Beer so brewed is as good the day it is received as it will ever be, and, no doubt, saves a great deal of labour, anxiety and care, but these chilled and filtered beers, both in cask and bottle, have not the keeping qualities of beer naturally conditioned.
They are, however, so much limited to a few areas, that we must learn also all about the treatment of beers in cask."
"The Art and Practice of Innkeeping" by Alexander F. Part, 1922, pages 198-199.
This is one of the earliest mentions I've found of non-cask-conditioned beer in Britain. Though Worthington did experiment unsuccessfully with beer brewed to the "American system" (i.e. carbonated) before WW I.
What this sounds like is beer racked bright that some breweries still sell for outside events where you can't let it drop bright. This raises the interesting question of when a beer stops being 'real'. OK there's no live yeast in the container but then neither is there in your glass in the pub or in the jug some people take home with them. I would say if it's not been artificially carbonated or pasteurised and you drink it straight away there should be no 'real' difference between it and cask conditioned beer.
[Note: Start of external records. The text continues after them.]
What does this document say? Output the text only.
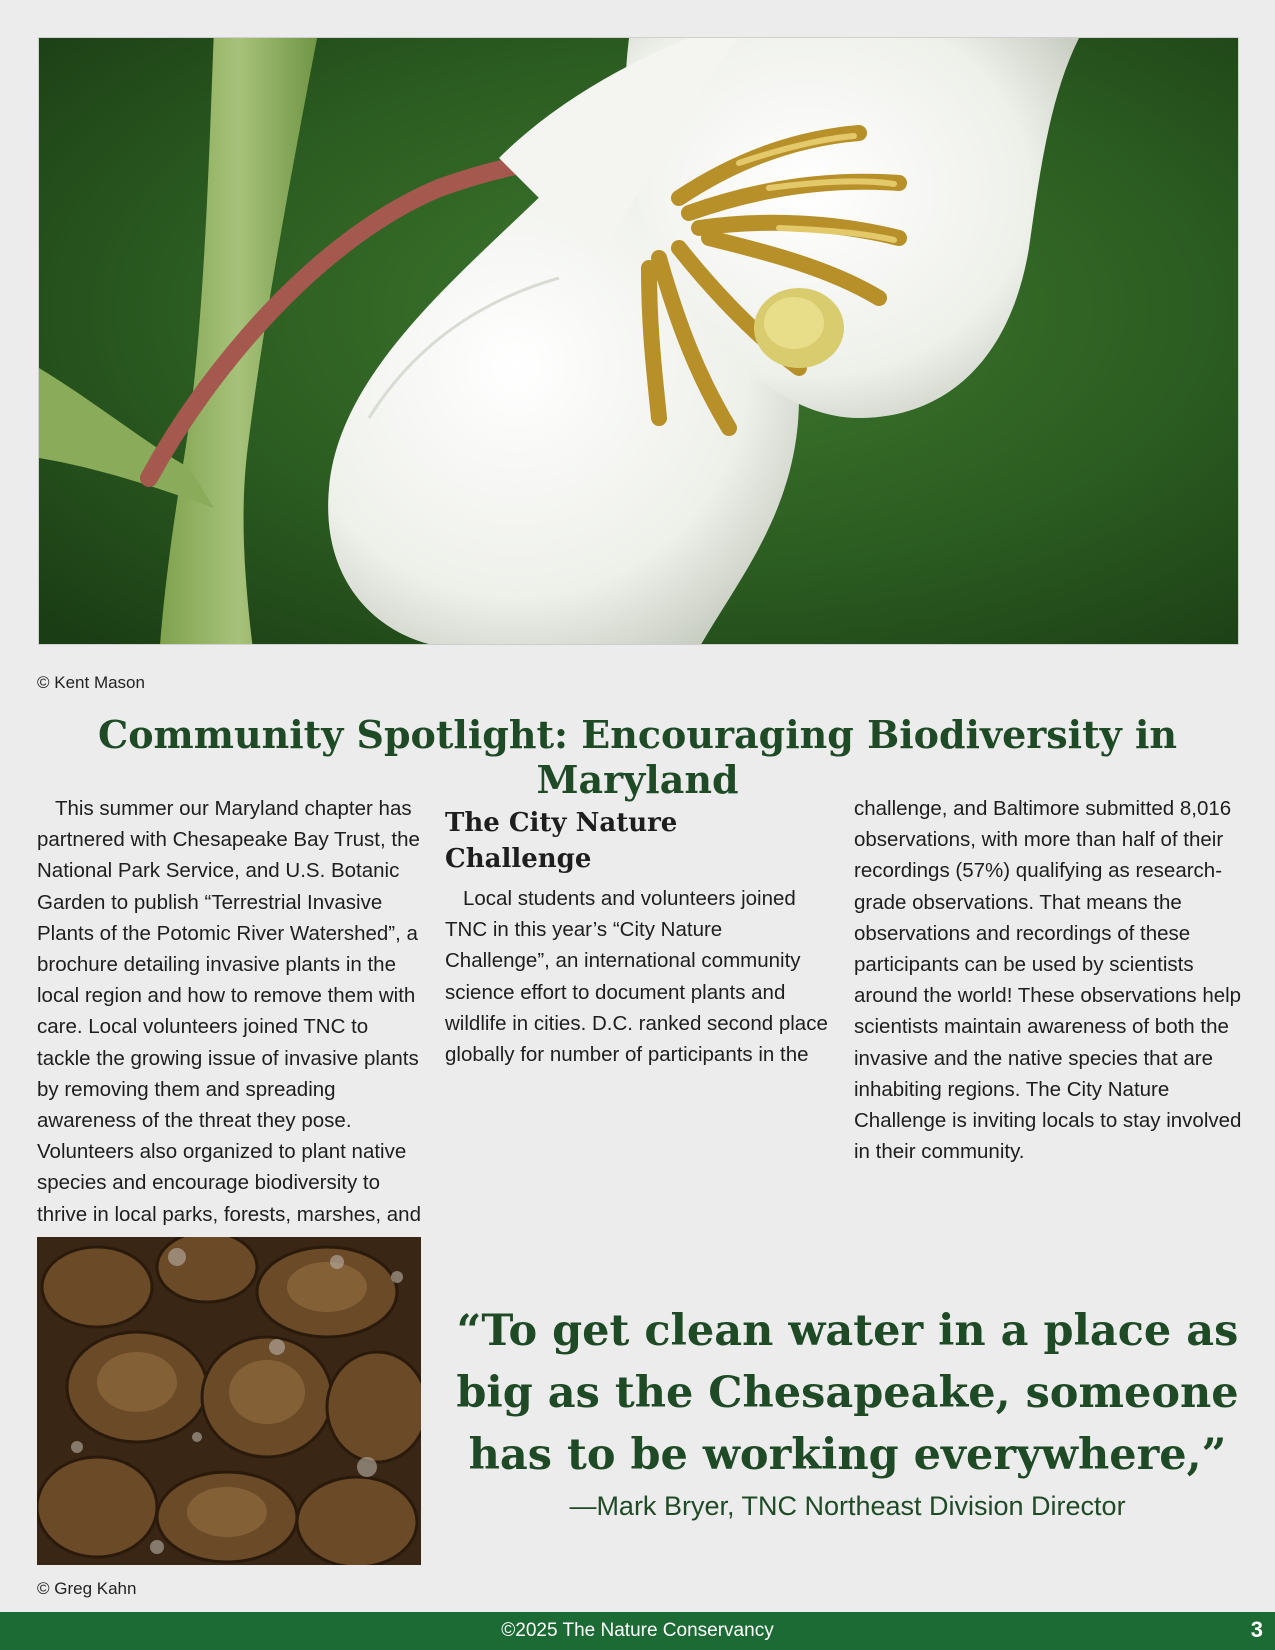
© Kent Mason
Community Spotlight: Encouraging Biodiversity in Maryland

This summer our Maryland chapter has partnered with Chesapeake Bay Trust, the National Park Service, and U.S. Botanic Garden to publish “Terrestrial Invasive Plants of the Potomic River Watershed”, a brochure detailing invasive plants in the local region and how to remove them with care. Local volunteers joined TNC to tackle the growing issue of invasive plants by removing them and spreading awareness of the threat they pose. Volunteers also organized to plant native species and encourage biodiversity to thrive in local parks, forests, marshes, and

The City Nature Challenge

Local students and volunteers joined TNC in this year’s “City Nature Challenge”, an international community science effort to document plants and wildlife in cities. D.C. ranked second place globally for number of participants in the

challenge, and Baltimore submitted 8,016 observations, with more than half of their recordings (57%) qualifying as research-grade observations. That means the observations and recordings of these participants can be used by scientists around the world! These observations help scientists maintain awareness of both the invasive and the native species that are inhabiting regions. The City Nature Challenge is inviting locals to stay involved in their community.

© Greg Kahn

“To get clean water in a place as big as the Chesapeake, someone has to be working everywhere,”

—Mark Bryer, TNC Northeast Division Director
©2025 The Nature Conservancy	3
ReplyDeleteMuch "Real Ale" is made using extraneous carbon dioxide in the brewery anyway. The boundary between real and keg is much more fuzzed than people would like to think and has possibly been going on for longer as well, although Ron would know better on that one.
ReplyDeleteThe problem with bright beer thought is more that it's uncarbonated ale, as it's usally very flat.
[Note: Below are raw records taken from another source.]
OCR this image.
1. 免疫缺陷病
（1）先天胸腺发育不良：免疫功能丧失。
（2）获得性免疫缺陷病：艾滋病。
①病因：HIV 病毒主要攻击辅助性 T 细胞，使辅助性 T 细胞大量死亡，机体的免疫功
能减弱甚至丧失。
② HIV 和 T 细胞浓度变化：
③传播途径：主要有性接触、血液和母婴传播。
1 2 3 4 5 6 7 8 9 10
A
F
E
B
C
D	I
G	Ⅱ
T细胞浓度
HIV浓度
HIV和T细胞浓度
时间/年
ReplyDeleteYes, without yeast in the cask or artificial carbonation there is a lack of fizz: the answer I suppose for things like weddings where it's impractical to set up a cask is bottle conditioned beer.
ReplyDeleteI would think this beer was well-carbonated upon dispense, the description states it is carbonated (thus in distinction to the flat quality so-called of real ale), plus the "receiver" is not described and it might have had a system of some kind to force the beer out in a lively state.
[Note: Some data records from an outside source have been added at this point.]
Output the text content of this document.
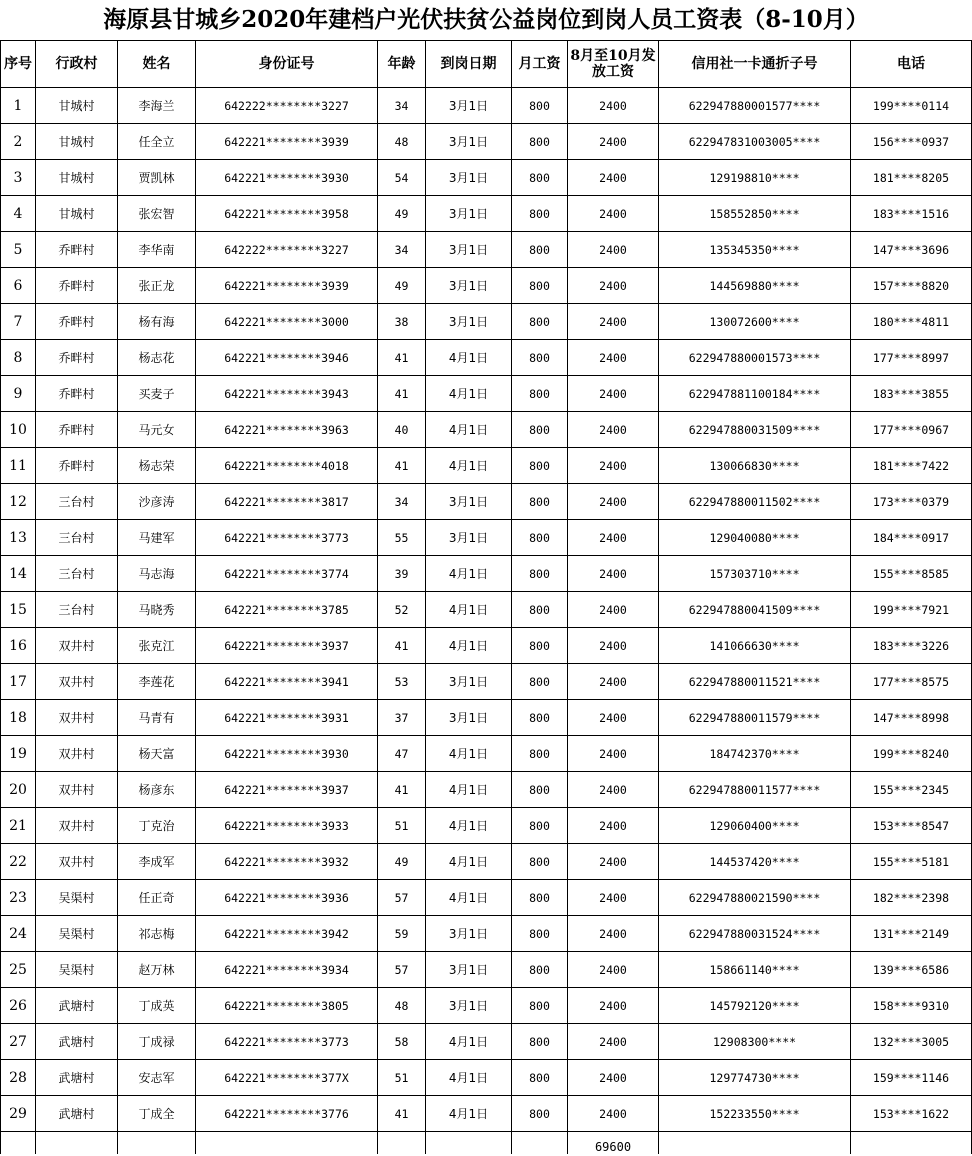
海原县甘城乡2020年建档户光伏扶贫公益岗位到岗人员工资表（8-10月）
序号	行政村	姓名	身份证号	年龄	到岗日期	月工资	8月至10月发放工资	信用社一卡通折子号	电话
1	甘城村	李海兰	642222********3227	34	3月1日	800	2400	622947880001577****	199****0114
2	甘城村	任全立	642221********3939	48	3月1日	800	2400	622947831003005****	156****0937
3	甘城村	贾凯林	642221********3930	54	3月1日	800	2400	129198810****	181****8205
4	甘城村	张宏智	642221********3958	49	3月1日	800	2400	158552850****	183****1516
5	乔畔村	李华南	642222********3227	34	3月1日	800	2400	135345350****	147****3696
6	乔畔村	张正龙	642221********3939	49	3月1日	800	2400	144569880****	157****8820
7	乔畔村	杨有海	642221********3000	38	3月1日	800	2400	130072600****	180****4811
8	乔畔村	杨志花	642221********3946	41	4月1日	800	2400	622947880001573****	177****8997
9	乔畔村	买麦子	642221********3943	41	4月1日	800	2400	622947881100184****	183****3855
10	乔畔村	马元女	642221********3963	40	4月1日	800	2400	622947880031509****	177****0967
11	乔畔村	杨志荣	642221********4018	41	4月1日	800	2400	130066830****	181****7422
12	三台村	沙彦涛	642221********3817	34	3月1日	800	2400	622947880011502****	173****0379
13	三台村	马建军	642221********3773	55	3月1日	800	2400	129040080****	184****0917
14	三台村	马志海	642221********3774	39	4月1日	800	2400	157303710****	155****8585
15	三台村	马晓秀	642221********3785	52	4月1日	800	2400	622947880041509****	199****7921
16	双井村	张克江	642221********3937	41	4月1日	800	2400	141066630****	183****3226
17	双井村	李莲花	642221********3941	53	3月1日	800	2400	622947880011521****	177****8575
18	双井村	马青有	642221********3931	37	3月1日	800	2400	622947880011579****	147****8998
19	双井村	杨天富	642221********3930	47	4月1日	800	2400	184742370****	199****8240
20	双井村	杨彦东	642221********3937	41	4月1日	800	2400	622947880011577****	155****2345
21	双井村	丁克治	642221********3933	51	4月1日	800	2400	129060400****	153****8547
22	双井村	李成军	642221********3932	49	4月1日	800	2400	144537420****	155****5181
23	吴渠村	任正奇	642221********3936	57	4月1日	800	2400	622947880021590****	182****2398
24	吴渠村	祁志梅	642221********3942	59	3月1日	800	2400	622947880031524****	131****2149
25	吴渠村	赵万林	642221********3934	57	3月1日	800	2400	158661140****	139****6586
26	武塘村	丁成英	642221********3805	48	3月1日	800	2400	145792120****	158****9310
27	武塘村	丁成禄	642221********3773	58	4月1日	800	2400	12908300****	132****3005
28	武塘村	安志军	642221********377X	51	4月1日	800	2400	129774730****	159****1146
29	武塘村	丁成全	642221********3776	41	4月1日	800	2400	152233550****	153****1622
							69600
ReplyDeleteAn important factor is if it was pasteurised. I would think it was not, which would enhance its quality. Still, in my view, even non-pasteurized filtered beer is quite different from real ale. Real ale always has some yeast that hasn't been fined out. Beer tastes most natural in classic, naturally-conditioned form.
This quotation shows that tank beer did precede that well-known experiment of Watney's in the 1930's when it sent keg beer to a tennis club I believe it was outside London-centre, it might have been Putney. Jackson describes it in his first book.
Gary
Gary, Sydney Nevile in "Seventy Rolling Years" talks about chilled, filtered Ale. And How Worthington tried to introduce it in Britain before WW I.
ReplyDeleteAnd he talks about tank beer in the same period.
The first soda fountain patent was granted to Samuel Fahnestock in 1819, so the technology was there for the potential to artificially carbonate beer. In Michael Jackson's World Beer Guide he mentions an Australian brewer who were carbonating beers very early in the 20th Century and there is an 80's edition of the Good Beer Guide that shows a sketch of a wooden cask of lager attached to a Co2 canister. "Much "Real Ale" is made using extraneous carbon dioxide". This is interesting Woolpack Dave, can you tell more. I am actually very interested in the history of beer dispense but haven't got very far, so any leads would be appreciated. Particularly interested in the origin of the sparkler.